Creating Sonic Resistance

 

Black and white horizon photo

Valeria Luiselli’s Echoes from the Borderlands uses sound to unsettle our sense of the U.S.-Mexico border crisis

 

By Rebecca Cadenhead '23
OFA Staff Blogger

 

 

It takes around 24 hours to drive the length of the U.S.-Mexico border. In one sense, this is a dividing line created and maintained by violence; along the way there are sites of ecological catastrophe, memorials to expansionist wars and the unavoidable evidence of continuing human tragedy on a massive scale. There is also resistance at the border: demonstrations at detention centers, water bottles left for migrants by local ranchers.

 

Writer and Harvard visiting professor Valeria Luiselli aims to capture this complexity with the performance and sound piece Echoes from the Borderlands.

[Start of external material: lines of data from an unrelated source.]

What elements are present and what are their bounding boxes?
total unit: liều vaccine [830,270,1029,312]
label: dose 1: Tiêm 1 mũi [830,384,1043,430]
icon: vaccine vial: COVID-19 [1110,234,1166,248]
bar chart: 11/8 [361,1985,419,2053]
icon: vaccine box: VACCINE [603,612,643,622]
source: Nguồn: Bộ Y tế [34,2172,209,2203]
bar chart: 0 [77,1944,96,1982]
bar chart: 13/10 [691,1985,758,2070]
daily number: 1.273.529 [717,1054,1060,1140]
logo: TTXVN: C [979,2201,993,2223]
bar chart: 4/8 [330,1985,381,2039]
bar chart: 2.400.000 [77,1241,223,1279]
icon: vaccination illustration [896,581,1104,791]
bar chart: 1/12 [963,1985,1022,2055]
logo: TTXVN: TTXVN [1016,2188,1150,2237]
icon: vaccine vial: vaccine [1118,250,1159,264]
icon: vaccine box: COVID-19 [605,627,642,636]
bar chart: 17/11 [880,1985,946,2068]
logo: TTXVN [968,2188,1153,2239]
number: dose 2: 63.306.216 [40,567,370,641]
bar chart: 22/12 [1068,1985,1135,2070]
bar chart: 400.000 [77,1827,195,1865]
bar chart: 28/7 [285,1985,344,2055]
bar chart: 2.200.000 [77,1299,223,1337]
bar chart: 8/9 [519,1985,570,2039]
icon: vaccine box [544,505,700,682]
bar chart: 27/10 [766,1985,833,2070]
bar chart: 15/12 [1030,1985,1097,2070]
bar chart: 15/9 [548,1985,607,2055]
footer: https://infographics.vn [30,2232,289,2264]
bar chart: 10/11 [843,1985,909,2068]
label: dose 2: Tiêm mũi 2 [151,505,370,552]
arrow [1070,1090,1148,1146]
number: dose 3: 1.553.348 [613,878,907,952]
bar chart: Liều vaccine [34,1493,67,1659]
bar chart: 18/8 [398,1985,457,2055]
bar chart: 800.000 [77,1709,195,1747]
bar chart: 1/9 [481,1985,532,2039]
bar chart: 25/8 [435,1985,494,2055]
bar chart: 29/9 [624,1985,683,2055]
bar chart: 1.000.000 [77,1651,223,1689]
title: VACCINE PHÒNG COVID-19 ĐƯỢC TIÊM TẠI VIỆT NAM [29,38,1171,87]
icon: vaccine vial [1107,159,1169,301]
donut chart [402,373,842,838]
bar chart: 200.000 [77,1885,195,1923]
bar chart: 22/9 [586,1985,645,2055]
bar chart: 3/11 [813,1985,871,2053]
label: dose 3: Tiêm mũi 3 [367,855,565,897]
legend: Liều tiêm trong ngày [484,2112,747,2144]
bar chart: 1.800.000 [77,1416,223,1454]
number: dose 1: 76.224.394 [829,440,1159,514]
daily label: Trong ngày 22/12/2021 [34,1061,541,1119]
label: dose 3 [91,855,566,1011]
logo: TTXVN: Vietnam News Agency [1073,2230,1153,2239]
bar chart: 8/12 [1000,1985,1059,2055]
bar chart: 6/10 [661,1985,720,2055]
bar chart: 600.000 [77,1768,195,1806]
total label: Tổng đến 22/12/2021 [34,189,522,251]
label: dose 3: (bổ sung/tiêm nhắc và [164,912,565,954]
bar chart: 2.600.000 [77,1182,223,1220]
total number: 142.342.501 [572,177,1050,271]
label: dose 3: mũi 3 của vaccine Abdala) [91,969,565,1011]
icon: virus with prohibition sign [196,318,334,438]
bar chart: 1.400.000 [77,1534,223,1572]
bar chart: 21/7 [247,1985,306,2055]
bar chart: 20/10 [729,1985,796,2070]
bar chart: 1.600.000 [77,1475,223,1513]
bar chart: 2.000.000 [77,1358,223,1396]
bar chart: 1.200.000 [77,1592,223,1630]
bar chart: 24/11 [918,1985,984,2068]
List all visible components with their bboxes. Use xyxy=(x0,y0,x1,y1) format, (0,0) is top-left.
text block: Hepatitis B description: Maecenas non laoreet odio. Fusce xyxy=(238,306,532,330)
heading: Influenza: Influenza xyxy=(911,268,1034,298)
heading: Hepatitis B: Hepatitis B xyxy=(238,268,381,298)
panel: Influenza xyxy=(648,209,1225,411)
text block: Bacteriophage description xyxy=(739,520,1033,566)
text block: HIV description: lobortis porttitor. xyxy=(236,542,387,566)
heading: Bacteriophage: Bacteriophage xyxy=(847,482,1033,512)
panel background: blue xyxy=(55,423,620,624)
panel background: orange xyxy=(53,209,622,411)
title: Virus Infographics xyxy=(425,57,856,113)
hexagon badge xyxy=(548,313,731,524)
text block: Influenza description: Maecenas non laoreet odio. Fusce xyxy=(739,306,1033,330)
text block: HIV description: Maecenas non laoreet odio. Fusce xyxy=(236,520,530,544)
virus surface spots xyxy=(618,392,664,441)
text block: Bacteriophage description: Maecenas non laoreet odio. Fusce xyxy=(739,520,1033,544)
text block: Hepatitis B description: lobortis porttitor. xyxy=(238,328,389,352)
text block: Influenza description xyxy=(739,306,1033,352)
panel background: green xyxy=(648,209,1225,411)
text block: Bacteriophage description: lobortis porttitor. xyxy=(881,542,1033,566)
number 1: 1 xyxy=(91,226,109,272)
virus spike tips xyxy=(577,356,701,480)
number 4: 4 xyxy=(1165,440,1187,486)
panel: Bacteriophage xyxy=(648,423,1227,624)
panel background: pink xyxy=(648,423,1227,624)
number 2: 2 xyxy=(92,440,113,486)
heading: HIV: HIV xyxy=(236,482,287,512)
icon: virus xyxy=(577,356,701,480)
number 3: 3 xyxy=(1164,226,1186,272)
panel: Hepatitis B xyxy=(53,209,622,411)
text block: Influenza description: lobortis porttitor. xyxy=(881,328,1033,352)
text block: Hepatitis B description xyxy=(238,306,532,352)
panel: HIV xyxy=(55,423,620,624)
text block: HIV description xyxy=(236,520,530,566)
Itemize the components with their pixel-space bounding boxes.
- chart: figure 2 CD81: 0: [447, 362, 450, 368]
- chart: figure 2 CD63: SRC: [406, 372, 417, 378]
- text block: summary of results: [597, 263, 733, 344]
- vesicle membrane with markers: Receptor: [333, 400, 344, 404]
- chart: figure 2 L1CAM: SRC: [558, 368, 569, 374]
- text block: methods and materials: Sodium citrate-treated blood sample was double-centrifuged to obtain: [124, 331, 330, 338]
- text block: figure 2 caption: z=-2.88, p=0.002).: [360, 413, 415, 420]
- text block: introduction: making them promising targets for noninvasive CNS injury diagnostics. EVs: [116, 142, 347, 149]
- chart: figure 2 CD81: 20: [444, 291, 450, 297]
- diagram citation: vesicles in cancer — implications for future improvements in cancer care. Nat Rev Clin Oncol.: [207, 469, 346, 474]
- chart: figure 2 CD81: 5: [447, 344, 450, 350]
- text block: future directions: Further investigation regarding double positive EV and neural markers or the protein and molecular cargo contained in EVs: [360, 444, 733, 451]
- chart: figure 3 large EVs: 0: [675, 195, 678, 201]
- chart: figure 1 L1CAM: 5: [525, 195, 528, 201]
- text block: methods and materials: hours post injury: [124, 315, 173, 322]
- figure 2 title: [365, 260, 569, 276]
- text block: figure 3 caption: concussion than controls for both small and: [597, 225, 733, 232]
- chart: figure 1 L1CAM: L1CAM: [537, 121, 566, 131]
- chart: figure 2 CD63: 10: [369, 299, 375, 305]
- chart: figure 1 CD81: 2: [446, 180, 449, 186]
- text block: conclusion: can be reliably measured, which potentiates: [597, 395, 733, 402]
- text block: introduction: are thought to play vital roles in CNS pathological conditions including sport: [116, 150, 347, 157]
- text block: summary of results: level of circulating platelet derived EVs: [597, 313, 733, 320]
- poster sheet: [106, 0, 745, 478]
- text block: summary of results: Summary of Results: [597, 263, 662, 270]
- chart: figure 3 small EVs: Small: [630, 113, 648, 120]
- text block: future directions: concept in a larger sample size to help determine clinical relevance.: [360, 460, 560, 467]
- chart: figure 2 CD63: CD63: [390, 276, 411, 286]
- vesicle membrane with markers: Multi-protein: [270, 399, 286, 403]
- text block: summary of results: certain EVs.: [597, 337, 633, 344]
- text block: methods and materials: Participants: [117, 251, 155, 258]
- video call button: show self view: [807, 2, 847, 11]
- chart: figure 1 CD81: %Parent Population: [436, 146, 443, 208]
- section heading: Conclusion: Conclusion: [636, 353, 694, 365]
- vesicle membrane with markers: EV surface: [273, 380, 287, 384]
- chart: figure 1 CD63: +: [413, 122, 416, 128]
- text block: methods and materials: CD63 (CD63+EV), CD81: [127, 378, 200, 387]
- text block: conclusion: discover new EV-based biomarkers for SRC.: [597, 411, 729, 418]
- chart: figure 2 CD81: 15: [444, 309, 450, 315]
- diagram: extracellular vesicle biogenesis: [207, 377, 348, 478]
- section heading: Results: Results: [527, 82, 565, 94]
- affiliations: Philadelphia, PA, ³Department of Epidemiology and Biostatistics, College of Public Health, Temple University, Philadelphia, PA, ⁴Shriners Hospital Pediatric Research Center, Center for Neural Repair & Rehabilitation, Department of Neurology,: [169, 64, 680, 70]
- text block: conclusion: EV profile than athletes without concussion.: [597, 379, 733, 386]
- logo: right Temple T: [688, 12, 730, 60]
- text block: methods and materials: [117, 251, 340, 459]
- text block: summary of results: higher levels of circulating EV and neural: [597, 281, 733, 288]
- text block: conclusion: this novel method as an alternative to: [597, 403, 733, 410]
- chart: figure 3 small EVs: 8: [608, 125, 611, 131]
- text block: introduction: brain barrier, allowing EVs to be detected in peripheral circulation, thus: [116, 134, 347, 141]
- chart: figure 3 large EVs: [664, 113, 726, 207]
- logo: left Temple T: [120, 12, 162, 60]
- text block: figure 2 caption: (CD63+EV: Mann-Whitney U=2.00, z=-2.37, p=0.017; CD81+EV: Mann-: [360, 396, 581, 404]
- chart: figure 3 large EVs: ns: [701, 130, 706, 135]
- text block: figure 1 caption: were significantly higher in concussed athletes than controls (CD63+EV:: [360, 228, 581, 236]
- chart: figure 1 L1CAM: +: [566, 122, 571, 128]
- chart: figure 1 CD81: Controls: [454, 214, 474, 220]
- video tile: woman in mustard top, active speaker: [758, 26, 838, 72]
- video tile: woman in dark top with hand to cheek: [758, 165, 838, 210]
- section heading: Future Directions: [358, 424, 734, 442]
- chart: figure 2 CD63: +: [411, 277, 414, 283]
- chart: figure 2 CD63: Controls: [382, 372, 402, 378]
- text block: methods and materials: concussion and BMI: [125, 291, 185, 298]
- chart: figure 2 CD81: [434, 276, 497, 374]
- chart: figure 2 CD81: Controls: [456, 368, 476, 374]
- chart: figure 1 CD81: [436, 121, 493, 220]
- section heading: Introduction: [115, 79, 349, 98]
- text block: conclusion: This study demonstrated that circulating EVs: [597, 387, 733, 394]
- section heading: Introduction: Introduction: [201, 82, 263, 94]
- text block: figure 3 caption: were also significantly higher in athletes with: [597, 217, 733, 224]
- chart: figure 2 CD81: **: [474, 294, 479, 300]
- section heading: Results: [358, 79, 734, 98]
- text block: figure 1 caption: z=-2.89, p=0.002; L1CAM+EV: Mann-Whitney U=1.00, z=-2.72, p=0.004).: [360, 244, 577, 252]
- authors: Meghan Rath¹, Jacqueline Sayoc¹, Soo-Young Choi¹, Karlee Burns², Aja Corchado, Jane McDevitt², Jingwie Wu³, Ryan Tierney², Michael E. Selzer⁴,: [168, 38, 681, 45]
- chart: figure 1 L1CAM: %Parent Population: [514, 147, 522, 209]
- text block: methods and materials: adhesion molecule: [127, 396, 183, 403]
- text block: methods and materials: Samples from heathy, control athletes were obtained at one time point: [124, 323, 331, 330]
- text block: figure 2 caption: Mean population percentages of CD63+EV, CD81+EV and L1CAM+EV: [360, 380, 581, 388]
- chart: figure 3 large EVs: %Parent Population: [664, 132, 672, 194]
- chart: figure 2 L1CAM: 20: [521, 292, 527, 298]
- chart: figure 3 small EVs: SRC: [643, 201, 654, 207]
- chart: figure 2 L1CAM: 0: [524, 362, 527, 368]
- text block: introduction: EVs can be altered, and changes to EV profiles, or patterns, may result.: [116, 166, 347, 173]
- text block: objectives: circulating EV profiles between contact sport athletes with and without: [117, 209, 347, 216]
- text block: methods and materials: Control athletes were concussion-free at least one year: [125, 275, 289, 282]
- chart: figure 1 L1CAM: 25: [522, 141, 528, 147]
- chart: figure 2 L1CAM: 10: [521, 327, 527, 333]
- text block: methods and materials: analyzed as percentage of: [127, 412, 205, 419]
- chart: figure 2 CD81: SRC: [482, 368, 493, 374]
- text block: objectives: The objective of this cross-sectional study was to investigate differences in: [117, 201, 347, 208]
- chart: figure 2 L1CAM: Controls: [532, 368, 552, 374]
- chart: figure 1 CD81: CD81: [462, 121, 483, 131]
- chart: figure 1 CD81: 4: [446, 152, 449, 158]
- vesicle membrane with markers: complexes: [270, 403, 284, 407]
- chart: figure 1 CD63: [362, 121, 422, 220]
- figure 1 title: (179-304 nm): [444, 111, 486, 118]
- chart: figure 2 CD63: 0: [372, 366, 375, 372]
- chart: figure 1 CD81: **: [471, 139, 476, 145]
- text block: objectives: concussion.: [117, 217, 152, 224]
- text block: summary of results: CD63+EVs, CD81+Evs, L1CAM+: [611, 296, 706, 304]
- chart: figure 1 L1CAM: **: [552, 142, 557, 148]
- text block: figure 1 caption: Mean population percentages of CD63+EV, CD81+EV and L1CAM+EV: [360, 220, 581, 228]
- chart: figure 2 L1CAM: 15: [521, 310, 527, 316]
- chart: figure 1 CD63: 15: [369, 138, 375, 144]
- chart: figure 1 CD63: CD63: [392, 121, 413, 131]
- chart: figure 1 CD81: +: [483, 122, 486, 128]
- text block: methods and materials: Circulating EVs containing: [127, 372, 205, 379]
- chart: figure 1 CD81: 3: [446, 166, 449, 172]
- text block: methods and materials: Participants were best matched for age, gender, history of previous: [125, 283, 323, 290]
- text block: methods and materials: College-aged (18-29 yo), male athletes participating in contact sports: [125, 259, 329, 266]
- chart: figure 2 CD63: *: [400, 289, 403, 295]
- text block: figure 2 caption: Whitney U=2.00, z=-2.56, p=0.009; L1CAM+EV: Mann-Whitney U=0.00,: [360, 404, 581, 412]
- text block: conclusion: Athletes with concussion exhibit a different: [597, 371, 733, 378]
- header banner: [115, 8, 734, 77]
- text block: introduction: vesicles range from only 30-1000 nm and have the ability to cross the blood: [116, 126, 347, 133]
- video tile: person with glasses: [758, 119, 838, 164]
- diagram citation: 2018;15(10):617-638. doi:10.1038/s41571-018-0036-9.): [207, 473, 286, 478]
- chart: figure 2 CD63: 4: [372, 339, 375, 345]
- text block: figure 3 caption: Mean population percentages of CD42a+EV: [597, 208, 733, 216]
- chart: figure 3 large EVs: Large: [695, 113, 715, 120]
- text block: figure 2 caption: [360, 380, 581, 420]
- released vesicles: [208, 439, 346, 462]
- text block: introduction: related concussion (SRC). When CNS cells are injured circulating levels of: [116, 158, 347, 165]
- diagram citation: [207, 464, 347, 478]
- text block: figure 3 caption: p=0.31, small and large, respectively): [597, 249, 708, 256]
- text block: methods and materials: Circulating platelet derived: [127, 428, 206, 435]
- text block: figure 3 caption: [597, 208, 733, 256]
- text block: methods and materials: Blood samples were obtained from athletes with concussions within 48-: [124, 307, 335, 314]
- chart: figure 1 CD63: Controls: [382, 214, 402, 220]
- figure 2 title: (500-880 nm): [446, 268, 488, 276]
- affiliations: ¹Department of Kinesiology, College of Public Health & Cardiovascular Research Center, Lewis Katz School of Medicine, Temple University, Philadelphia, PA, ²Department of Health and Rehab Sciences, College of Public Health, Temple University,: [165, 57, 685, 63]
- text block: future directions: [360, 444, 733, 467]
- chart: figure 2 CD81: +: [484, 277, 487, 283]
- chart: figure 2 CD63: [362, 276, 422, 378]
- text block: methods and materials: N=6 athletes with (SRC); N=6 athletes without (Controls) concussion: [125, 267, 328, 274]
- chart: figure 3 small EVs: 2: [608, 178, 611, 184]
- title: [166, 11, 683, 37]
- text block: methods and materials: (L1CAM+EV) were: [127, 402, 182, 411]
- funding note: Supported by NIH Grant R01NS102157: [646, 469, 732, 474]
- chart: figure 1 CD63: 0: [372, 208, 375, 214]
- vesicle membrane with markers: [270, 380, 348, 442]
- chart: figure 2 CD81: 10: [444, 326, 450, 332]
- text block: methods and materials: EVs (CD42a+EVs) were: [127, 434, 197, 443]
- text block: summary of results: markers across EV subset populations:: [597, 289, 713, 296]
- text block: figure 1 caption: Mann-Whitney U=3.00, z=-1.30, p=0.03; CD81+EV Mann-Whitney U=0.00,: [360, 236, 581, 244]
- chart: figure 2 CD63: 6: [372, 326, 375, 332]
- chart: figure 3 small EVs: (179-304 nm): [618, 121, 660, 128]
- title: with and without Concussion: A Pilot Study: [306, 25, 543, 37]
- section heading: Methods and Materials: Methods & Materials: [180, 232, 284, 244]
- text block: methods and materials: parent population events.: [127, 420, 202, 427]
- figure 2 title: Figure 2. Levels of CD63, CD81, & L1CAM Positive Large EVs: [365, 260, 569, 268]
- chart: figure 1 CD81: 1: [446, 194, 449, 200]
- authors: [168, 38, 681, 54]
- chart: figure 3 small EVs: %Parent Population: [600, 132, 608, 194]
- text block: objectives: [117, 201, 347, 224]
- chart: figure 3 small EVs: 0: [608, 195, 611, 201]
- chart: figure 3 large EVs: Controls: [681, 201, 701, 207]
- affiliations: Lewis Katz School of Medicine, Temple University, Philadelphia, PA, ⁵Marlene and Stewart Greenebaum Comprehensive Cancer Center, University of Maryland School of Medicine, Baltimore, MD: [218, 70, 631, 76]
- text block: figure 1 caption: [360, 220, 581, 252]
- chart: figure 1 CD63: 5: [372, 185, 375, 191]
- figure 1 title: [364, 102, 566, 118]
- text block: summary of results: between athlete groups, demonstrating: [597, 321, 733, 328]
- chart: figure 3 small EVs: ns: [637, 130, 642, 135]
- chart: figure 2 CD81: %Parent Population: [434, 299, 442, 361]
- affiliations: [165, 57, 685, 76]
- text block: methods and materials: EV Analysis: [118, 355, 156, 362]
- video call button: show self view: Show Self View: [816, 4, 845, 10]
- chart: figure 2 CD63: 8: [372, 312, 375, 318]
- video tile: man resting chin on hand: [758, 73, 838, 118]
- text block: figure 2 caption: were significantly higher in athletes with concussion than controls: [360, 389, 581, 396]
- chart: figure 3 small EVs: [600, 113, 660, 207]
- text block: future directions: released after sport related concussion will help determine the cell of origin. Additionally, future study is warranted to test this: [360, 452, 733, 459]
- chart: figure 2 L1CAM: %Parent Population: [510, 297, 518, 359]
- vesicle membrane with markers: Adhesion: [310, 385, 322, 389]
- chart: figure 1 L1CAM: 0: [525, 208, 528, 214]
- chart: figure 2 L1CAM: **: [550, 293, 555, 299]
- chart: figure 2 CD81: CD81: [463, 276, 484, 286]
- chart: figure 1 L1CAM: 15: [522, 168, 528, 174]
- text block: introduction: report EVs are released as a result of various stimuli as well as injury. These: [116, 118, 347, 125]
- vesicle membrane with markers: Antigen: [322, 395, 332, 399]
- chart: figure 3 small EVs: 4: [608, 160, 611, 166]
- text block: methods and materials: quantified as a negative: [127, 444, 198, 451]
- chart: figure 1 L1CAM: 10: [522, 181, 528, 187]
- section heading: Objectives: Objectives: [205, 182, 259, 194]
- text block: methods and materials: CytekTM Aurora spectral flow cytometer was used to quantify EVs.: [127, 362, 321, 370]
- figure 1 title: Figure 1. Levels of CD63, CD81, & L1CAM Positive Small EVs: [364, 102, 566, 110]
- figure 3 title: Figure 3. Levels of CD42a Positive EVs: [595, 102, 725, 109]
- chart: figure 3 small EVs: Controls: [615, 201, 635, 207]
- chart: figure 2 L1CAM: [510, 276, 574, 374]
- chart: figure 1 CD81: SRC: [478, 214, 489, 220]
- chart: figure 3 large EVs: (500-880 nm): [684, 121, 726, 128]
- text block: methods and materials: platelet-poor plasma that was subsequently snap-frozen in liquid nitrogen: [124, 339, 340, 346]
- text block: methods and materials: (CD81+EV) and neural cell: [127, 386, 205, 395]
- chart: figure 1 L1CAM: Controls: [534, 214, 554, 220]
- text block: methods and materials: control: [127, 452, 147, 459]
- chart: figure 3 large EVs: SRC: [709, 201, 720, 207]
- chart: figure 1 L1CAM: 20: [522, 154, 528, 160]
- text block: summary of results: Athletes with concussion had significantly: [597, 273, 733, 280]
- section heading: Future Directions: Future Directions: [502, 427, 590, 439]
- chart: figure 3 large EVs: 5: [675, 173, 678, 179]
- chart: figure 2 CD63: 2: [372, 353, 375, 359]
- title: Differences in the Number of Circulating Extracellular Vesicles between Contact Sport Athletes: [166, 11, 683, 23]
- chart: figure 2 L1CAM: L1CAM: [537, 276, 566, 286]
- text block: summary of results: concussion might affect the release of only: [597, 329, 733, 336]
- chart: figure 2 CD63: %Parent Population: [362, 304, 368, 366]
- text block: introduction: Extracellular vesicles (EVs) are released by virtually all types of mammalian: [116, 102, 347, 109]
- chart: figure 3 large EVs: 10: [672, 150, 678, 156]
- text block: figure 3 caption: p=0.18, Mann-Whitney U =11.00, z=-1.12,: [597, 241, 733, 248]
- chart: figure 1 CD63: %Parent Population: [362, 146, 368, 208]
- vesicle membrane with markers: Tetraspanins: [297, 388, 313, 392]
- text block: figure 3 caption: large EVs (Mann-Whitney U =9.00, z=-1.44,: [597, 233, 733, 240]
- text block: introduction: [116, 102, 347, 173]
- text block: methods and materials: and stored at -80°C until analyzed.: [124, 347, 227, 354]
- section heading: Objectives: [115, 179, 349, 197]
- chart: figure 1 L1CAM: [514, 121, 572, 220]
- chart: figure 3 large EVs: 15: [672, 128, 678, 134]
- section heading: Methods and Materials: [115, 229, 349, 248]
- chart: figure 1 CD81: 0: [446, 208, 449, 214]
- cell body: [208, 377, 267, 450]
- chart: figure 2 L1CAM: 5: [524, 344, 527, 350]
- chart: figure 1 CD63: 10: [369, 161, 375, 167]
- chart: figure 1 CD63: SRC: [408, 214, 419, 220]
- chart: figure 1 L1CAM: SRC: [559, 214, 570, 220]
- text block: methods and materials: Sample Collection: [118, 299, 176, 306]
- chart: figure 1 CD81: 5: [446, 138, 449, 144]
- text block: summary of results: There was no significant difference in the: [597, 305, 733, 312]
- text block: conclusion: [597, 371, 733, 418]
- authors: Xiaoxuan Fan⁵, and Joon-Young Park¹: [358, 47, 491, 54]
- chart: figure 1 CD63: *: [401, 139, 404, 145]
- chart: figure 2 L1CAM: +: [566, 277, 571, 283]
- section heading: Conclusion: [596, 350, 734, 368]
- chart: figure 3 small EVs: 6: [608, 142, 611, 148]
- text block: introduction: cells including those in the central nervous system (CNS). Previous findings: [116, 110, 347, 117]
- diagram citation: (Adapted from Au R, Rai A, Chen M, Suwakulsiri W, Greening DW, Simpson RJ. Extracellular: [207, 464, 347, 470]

The piece is still a work in progress, which Luiselli estimates may take 10 years to finish. But when it’s complete, it will be a 24-hour sonic journey that takes listeners across the length of the border. Luiselli has compressed the first 12 hours into a 72-minute display that she will show on February 16 at Harvard’s ArtLab. The performance is part of ArtsThursdays, a new initiative from Harvard University Committee on the Arts that puts on a free arts event every Thursday night.

 

Echoes from the Borderland is a composite of Luiselli’s own writing, archival sound taken from various places such as old advertisements and her own family, and the sound of the border itself – birds, rocks, water, wind, insects and people. The sound changes in accordance with the geographical progression of the journey. “I conceive of my practice as a writer as something very porous, where everything just kind of comes in,” Luiselli says. A similar concept applies here; Luiselli is less interested in imparting takeaways than encouraging attendees to “listen and understand the process of something and the layers that compose it.”

 

Of course, Luiselli does have aims for the piece, primary of which is disturbing our sense of the border as natural. “Just a little while ago, the border did not exist,” says Luiselli. “But since it has existed, it has created enormous violence.”

 

Fifteen minutes in, the performance reaches the Salton Sea, a lake in Southern California close to the border which was once a resort destination but was eventually ruined by agricultural runoff and lake drainage. It is now a major producer of toxic dust in the Los Angeles area. Luiselli signals that we have reached the lake by playing the sound of fierce, arid wind and swarming colonies of mosquitos, onto which she then plays an advertisement for the lake from the 1960s. “What you're hearing is the present where it's a no man's land. And then on top of that is there a history that's promising the opposite of what you're hearing,” says Luiselli.

 

The piece is performed by four narrators who Luiselli says all have different “gazes” on the border. For example, while one speaker narrates in a personal-essay-ish way, another will explain the history of the border. One of the narrators is Luiselli’s own daughter, who Luiselli has been recording since she was 5. She is now 13. The piece has become something of a collaboration between the two; Luiselli says that after her daughter’s birth, “it was either I worked with her, or I worked against motherhood.”

 

A particularly haunting recording was taken when the girl was 6 years old and explains, in Luiselli’s daughter’s own words, what a detention center is. “A detention center is sort of like a jail for children. And adults and teenagers,” it begins. Her voice is confident, but devastatingly young. “[Federal agents] ask [migrants] questions, and they're very violent to them, very rude. We actually don't really know why they hate them. They just don't want them in the country.”

 

Echoes from the Borderlands is not meant to inspire hopelessness. There are also stories of resilience and survival, prominently featured across its sonic landscape. In addition to the violence of the border, Luiselli says that the piece is also intended to display “stories of resistance in the Borderlands and resilience. Be it in the form of everyday life, collective organized resistance, or resistance through storytelling.”